To wrap up
my previous post, now Chael Sonnen has announced his retirement from MMA, apparently to include giving up his position as a presenter with the UCF. Which, to me, seems a bit rash. Dana has as much as said Sonnen potentially could be his successor as major domo of the UFC. I fail to see where one failed drug test would scupper that possibility, especially with Sonnen's world-class gift for self-promotion.
What makes the whole TRT issue a particularly sore spot for MMA is that there might be a medical connection between the pugilistic sports and low testosterone (more specifically, hypogonadism).
Modern medicine has determined that repeated blows to the head can cause atrophy of the brain stem, which interrupts the
HPG-loop, which results in hypogonadism/LowT. In fact, this is the organic cause of a condition that has since The Great War been termed, "Shell Shock," which previously had been regarded as a primarily psychological condition. Except now we know better, because there has been a disproportionate number of young lads returned from the wars in Iraq and Afghanistan, otherwise healthy and seemingly uninjured, but suffering from severe hypogonadism.
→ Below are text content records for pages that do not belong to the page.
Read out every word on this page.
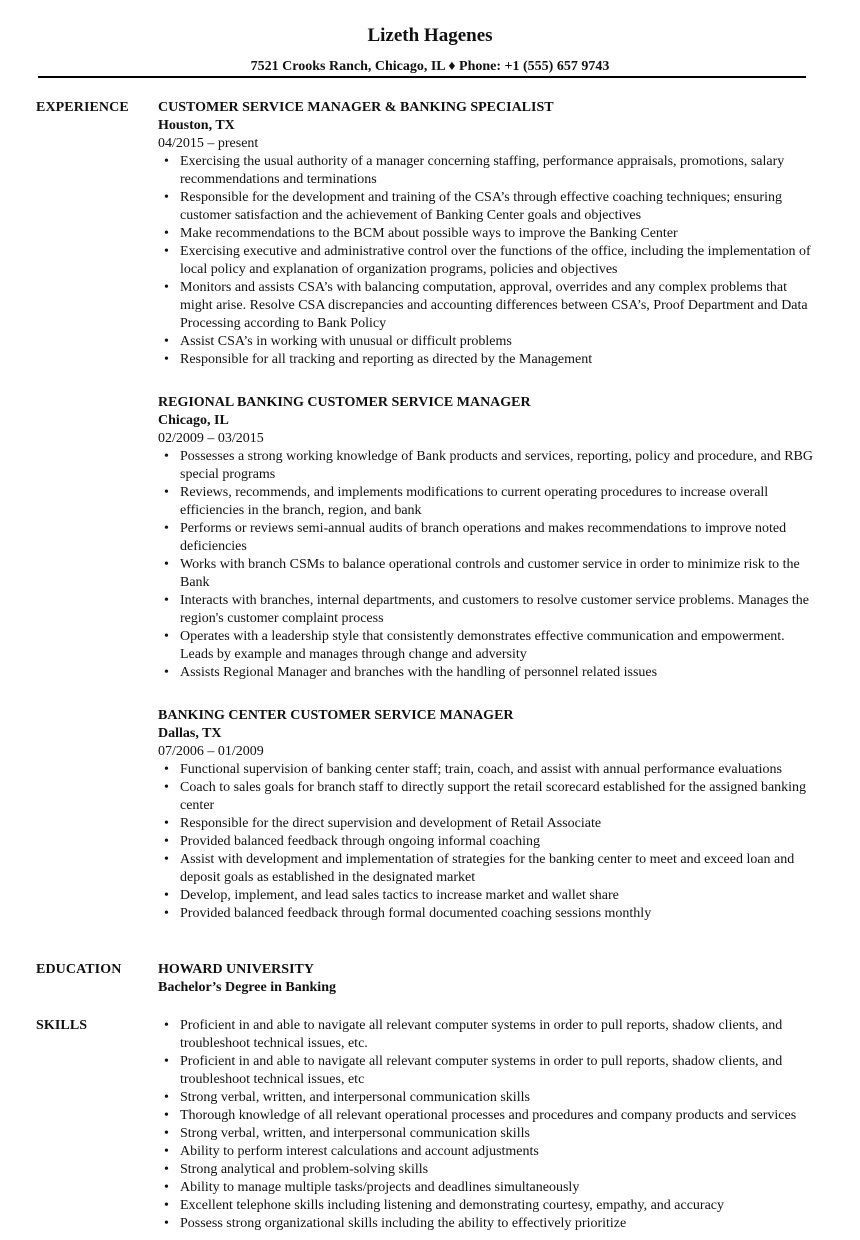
Lizeth Hagenes
7521 Crooks Ranch, Chicago, IL ♦ Phone: +1 (555) 657 9743
EXPERIENCE CUSTOMER SERVICE MANAGER & BANKING SPECIALIST
Houston, TX
04/2015 – present
• Exercising the usual authority of a manager concerning staffing, performance appraisals, promotions, salary recommendations and terminations
• Responsible for the development and training of the CSA’s through effective coaching techniques; ensuring customer satisfaction and the achievement of Banking Center goals and objectives
• Make recommendations to the BCM about possible ways to improve the Banking Center
• Exercising executive and administrative control over the functions of the office, including the implementation of local policy and explanation of organization programs, policies and objectives
• Monitors and assists CSA’s with balancing computation, approval, overrides and any complex problems that might arise. Resolve CSA discrepancies and accounting differences between CSA’s, Proof Department and Data Processing according to Bank Policy
• Assist CSA’s in working with unusual or difficult problems
• Responsible for all tracking and reporting as directed by the Management
REGIONAL BANKING CUSTOMER SERVICE MANAGER
Chicago, IL
02/2009 – 03/2015
• Possesses a strong working knowledge of Bank products and services, reporting, policy and procedure, and RBG special programs
• Reviews, recommends, and implements modifications to current operating procedures to increase overall efficiencies in the branch, region, and bank
• Performs or reviews semi-annual audits of branch operations and makes recommendations to improve noted deficiencies
• Works with branch CSMs to balance operational controls and customer service in order to minimize risk to the Bank
• Interacts with branches, internal departments, and customers to resolve customer service problems. Manages the region's customer complaint process
• Operates with a leadership style that consistently demonstrates effective communication and empowerment. Leads by example and manages through change and adversity
• Assists Regional Manager and branches with the handling of personnel related issues
BANKING CENTER CUSTOMER SERVICE MANAGER
Dallas, TX
07/2006 – 01/2009
• Functional supervision of banking center staff; train, coach, and assist with annual performance evaluations
• Coach to sales goals for branch staff to directly support the retail scorecard established for the assigned banking center
• Responsible for the direct supervision and development of Retail Associate
• Provided balanced feedback through ongoing informal coaching
• Assist with development and implementation of strategies for the banking center to meet and exceed loan and deposit goals as established in the designated market
• Develop, implement, and lead sales tactics to increase market and wallet share
• Provided balanced feedback through formal documented coaching sessions monthly
EDUCATION	HOWARD UNIVERSITY
Bachelor’s Degree in Banking
SKILLS	• Proficient in and able to navigate all relevant computer systems in order to pull reports, shadow clients, and troubleshoot technical issues, etc.
• Proficient in and able to navigate all relevant computer systems in order to pull reports, shadow clients, and troubleshoot technical issues, etc
• Strong verbal, written, and interpersonal communication skills
• Thorough knowledge of all relevant operational processes and procedures and company products and services
• Strong verbal, written, and interpersonal communication skills
• Ability to perform interest calculations and account adjustments
• Strong analytical and problem-solving skills
• Ability to manage multiple tasks/projects and deadlines simultaneously
• Excellent telephone skills including listening and demonstrating courtesy, empathy, and accuracy
• Possess strong organizational skills including the ability to effectively prioritize
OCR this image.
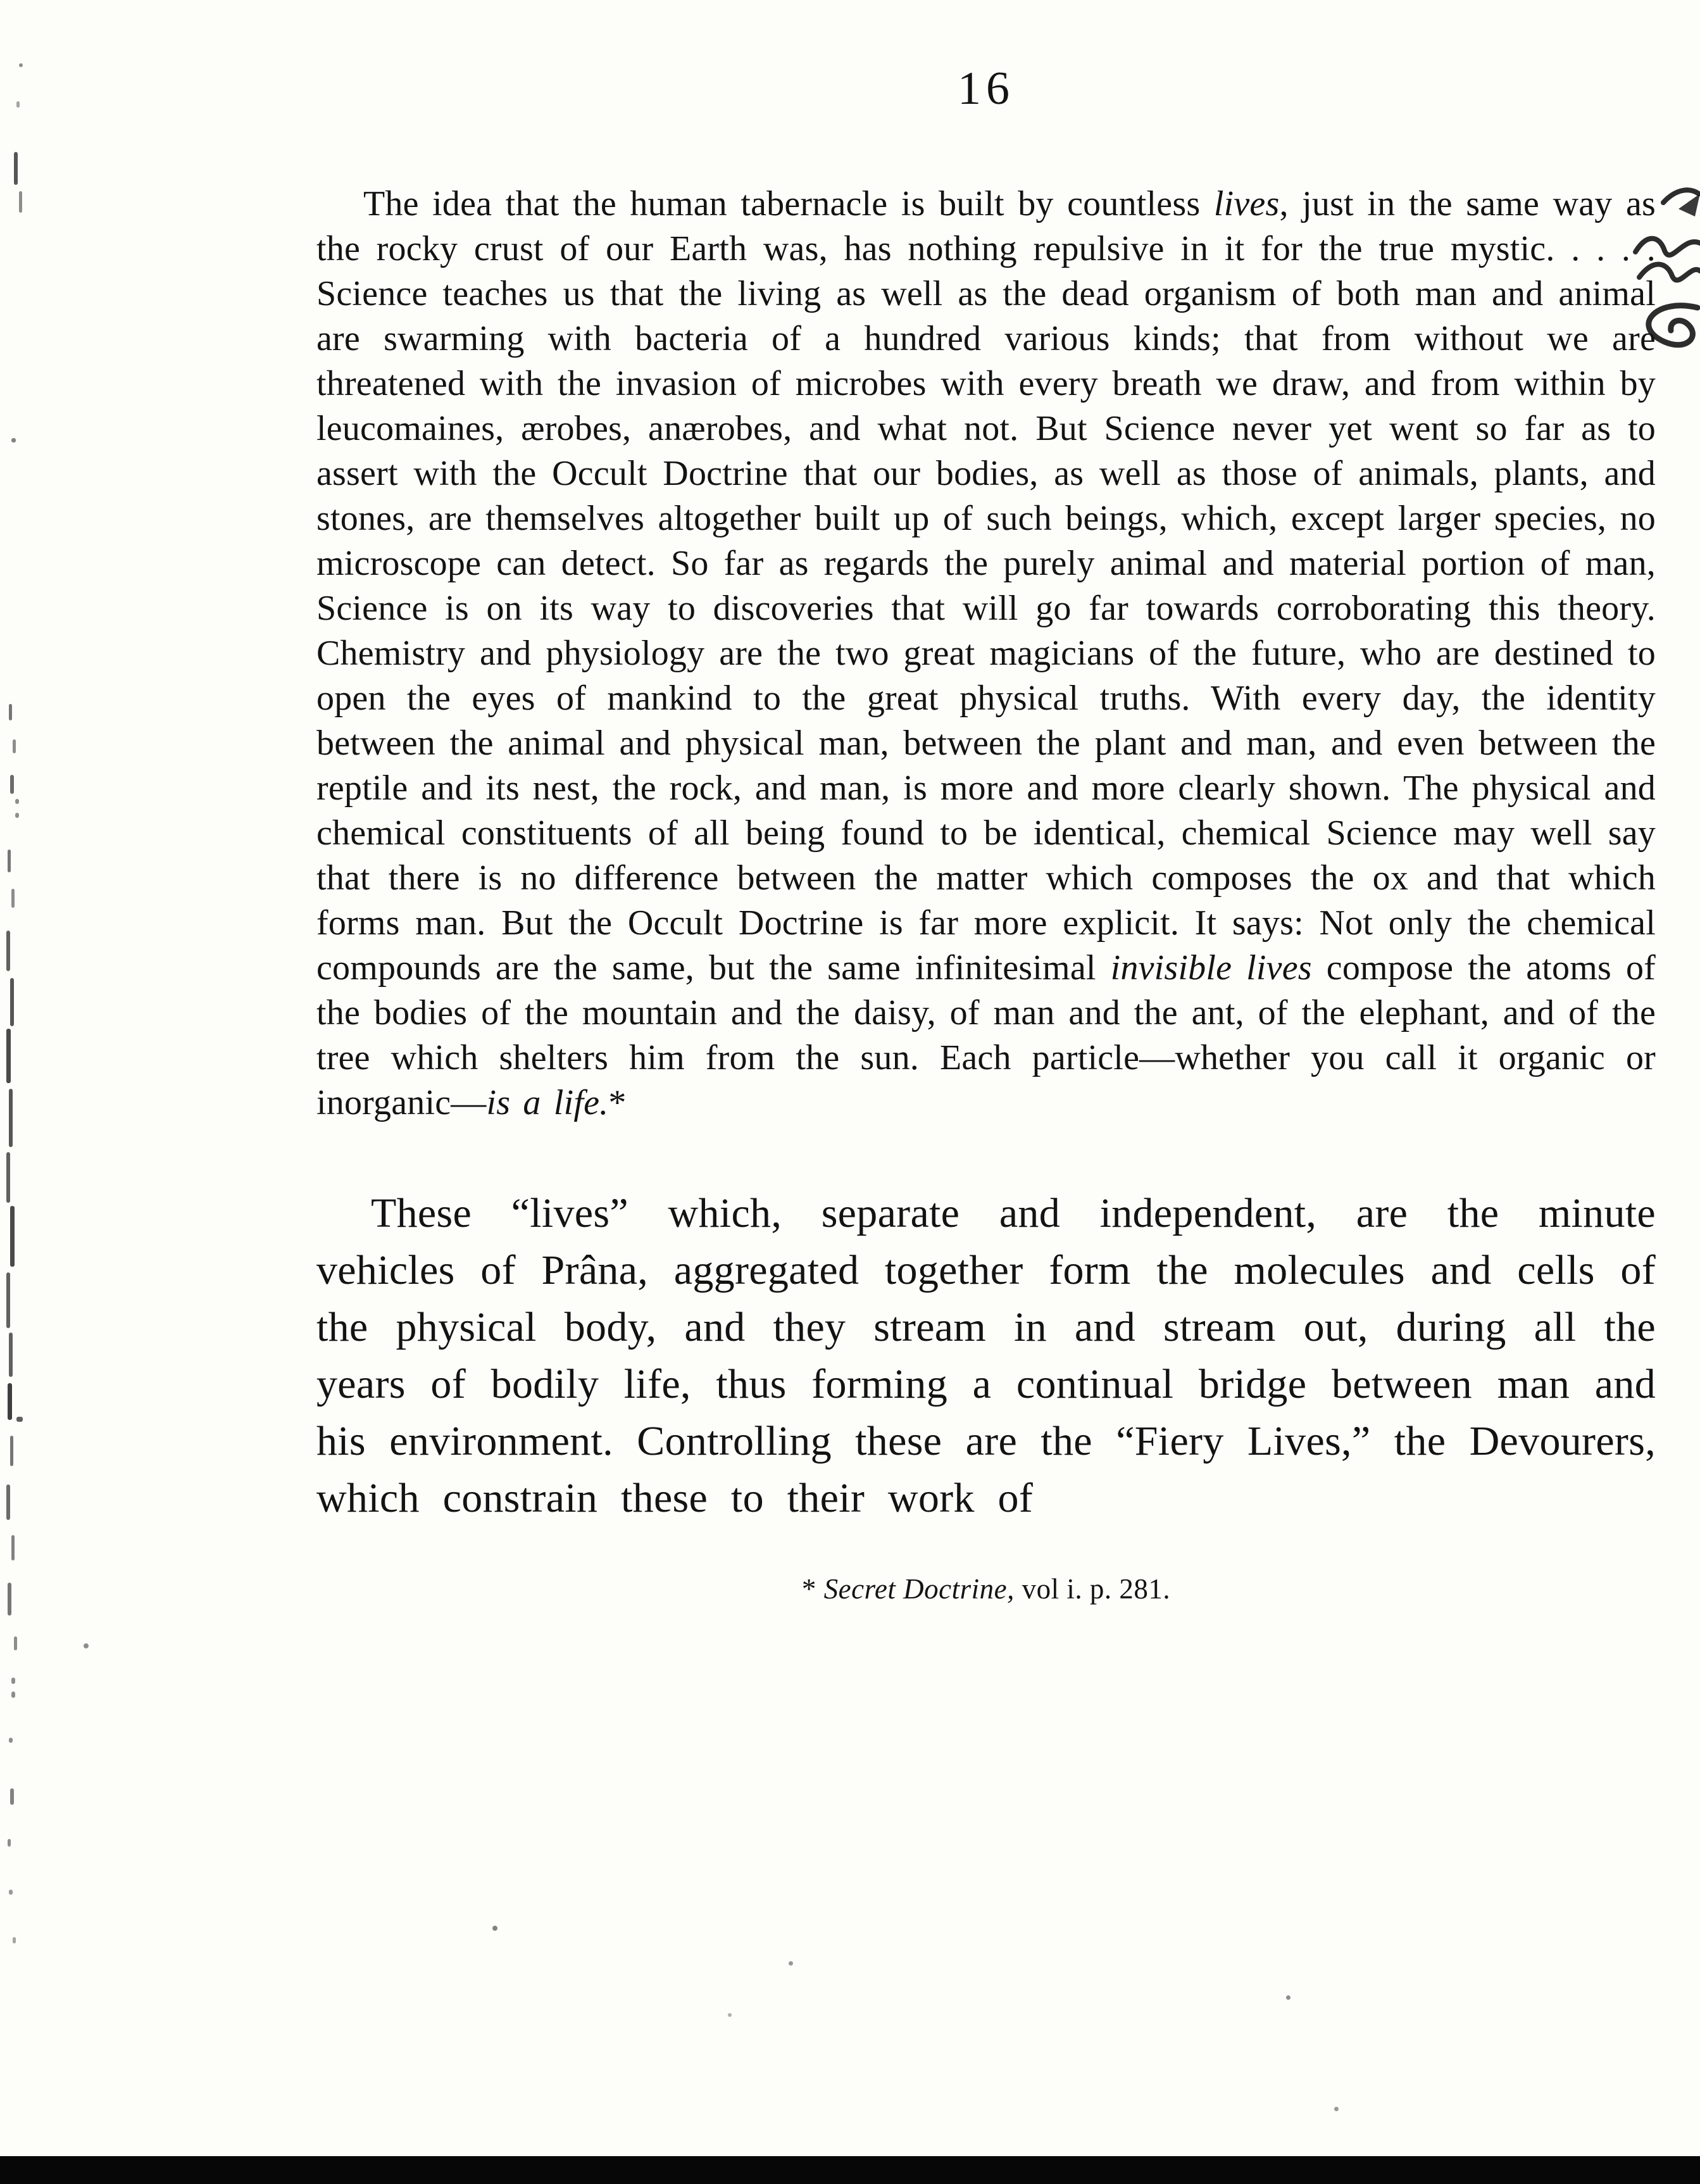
16

The idea that the human tabernacle is built by countless lives, just in the same way as the rocky crust of our Earth was, has nothing repulsive in it for the true mystic. . . . . Science teaches us that the living as well as the dead organism of both man and animal are swarming with bacteria of a hundred various kinds; that from without we are threatened with the invasion of microbes with every breath we draw, and from within by leucomaines, ærobes, anærobes, and what not. But Science never yet went so far as to assert with the Occult Doctrine that our bodies, as well as those of animals, plants, and stones, are themselves altogether built up of such beings, which, except larger species, no microscope can detect. So far as regards the purely animal and material portion of man, Science is on its way to discoveries that will go far towards corroborating this theory. Chemistry and physiology are the two great magicians of the future, who are destined to open the eyes of mankind to the great physical truths. With every day, the identity between the animal and physical man, between the plant and man, and even between the reptile and its nest, the rock, and man, is more and more clearly shown. The physical and chemical constituents of all being found to be identical, chemical Science may well say that there is no difference between the matter which composes the ox and that which forms man. But the Occult Doctrine is far more explicit. It says: Not only the chemical compounds are the same, but the same infinitesimal invisible lives compose the atoms of the bodies of the mountain and the daisy, of man and the ant, of the elephant, and of the tree which shelters him from the sun. Each particle—whether you call it organic or inorganic—is a life.*

These “lives” which, separate and independent, are the minute vehicles of Prâna, aggregated together form the molecules and cells of the physical body, and they stream in and stream out, during all the years of bodily life, thus forming a continual bridge between man and his environment. Controlling these are the “Fiery Lives,” the Devourers, which constrain these to their work of

* Secret Doctrine, vol i. p. 281.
Which presents with many of the same physical symptoms as Shell Shock. And CT scans and MRIs confirm their condition results from atrophy of the brain stem, presumably caused by too frequent exposure to concussive forces in the form of IEDs. They've been too frequently beat about the head.
There has been one clinical study (and AFAIK, only the one) that failed to find a connection between combat sports and hypogonadism, but failing to find a connection is not the same as proving that one does not exist. So while the management and promoters of sports such as prizefighting and MMA are hanging their hats on that one study, and effectively sticking their heads in the sand on the subject, the science IMHO is far from settled.
Future MMA hall-of-famer Georges St. Pierre is on hiatus from the sport, which he has stated is largely due to his dissatisfaction with UFC's failure to effectively deal with the drug cheats. I'm not sure whether this latest rash of positives is evidence he was spot-on, or if it proves UFC has put its house in order.